Unfortunately, this isn’t an isolated incident. Across the country, female athletes are being forced to compete against males. It’s happening in Connecticut, where the Connecticut Interscholastic Athletic Conference allows males to compete in high school women’s athletics. As a result, two male athletes have taken 15 women’s state championship titles previously held by nine individual girls!
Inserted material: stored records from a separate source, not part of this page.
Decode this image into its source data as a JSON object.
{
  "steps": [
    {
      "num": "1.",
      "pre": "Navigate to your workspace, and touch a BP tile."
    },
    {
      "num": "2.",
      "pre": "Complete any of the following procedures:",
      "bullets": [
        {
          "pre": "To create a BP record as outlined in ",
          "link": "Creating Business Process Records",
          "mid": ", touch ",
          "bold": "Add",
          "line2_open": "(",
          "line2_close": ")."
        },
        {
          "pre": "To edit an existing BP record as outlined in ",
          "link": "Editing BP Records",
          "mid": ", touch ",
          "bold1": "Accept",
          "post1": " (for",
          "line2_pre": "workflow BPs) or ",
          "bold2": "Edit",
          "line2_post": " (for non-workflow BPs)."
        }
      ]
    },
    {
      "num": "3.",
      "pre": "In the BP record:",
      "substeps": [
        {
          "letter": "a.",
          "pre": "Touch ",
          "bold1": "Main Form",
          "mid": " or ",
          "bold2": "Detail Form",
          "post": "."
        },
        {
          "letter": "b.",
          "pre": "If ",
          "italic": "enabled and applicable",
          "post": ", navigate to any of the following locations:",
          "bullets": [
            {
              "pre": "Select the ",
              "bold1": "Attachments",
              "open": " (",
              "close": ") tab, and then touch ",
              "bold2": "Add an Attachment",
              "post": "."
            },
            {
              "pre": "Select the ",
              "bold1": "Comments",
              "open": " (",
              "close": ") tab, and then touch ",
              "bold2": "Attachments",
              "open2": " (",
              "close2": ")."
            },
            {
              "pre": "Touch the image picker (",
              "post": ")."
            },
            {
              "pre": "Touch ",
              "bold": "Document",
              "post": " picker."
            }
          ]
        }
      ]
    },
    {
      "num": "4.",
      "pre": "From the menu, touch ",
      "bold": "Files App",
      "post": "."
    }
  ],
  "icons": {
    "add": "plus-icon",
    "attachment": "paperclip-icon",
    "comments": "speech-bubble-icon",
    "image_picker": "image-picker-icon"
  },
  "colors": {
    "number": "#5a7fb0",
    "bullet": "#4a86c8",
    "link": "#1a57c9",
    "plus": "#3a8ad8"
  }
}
ADF’s website also explains its support for the trio of female runners in Connecticut:
Ever since the Connecticut Interscholastic Athletic Conference adopted a policy that allows males who identify as female to compete in girls’ athletic events, boys have consistently deprived Selina Soule, Alanna Smith, and Chelsea Mitchell of honors and opportunities to compete at elite levels. Mitchell, for example, would have won the 2019 state championship in the women’s 55-meter indoor track competition, but because two males took first and second place, she was denied the gold medal. Soule and Smith likewise have been denied medals and/or advancement opportunities.
The complaint filed in Soule v. Connecticut Association of Schools with the U.S. District Court for the District of Connecticut explains that CIAC’s new policy and others like it pose a concrete threat to Title IX gains because “inescapable biological facts of the human species [are] not stereotypes, ‘social constructs,’ or relics of past discrimination. As a result of these many inherent physiological differences between men and women after puberty, male athletes consistently achieve records 10-20% higher than comparably fit and trained women across almost all athletic events, with even wider consistent disparities in long-term endurance events and contests of sheer strength such as weight-lifting.”
“In track-and-field events that do not use equipment, the physiological differences between males and females after puberty are stark in the record books,” the complaint says. “No one doubts that top male and female high school athletes are equally committed to excelling in their sport, and train equally hard. Yet boys and men consistently run faster and jump higher and farther than girls and women.”
“Girls deserve to compete on a level playing field. Forcing them to compete against boys isn’t fair, shatters their dreams, and destroys their athletic opportunities,” ADF Legal Counsel Christiana Holcomb said in an article posted on ADF’s website. “Having separate boys’ and girls’ sports has always been based on biological differences, not what people believe about their gender, because those differences matter for fair competition. And forcing girls to be spectators in their own sports is completely at odds with Title IX, a federal law designed to create equal opportunities for women in education and athletics. Connecticut’s policy violates that law and reverses nearly 50 years of advances for women.”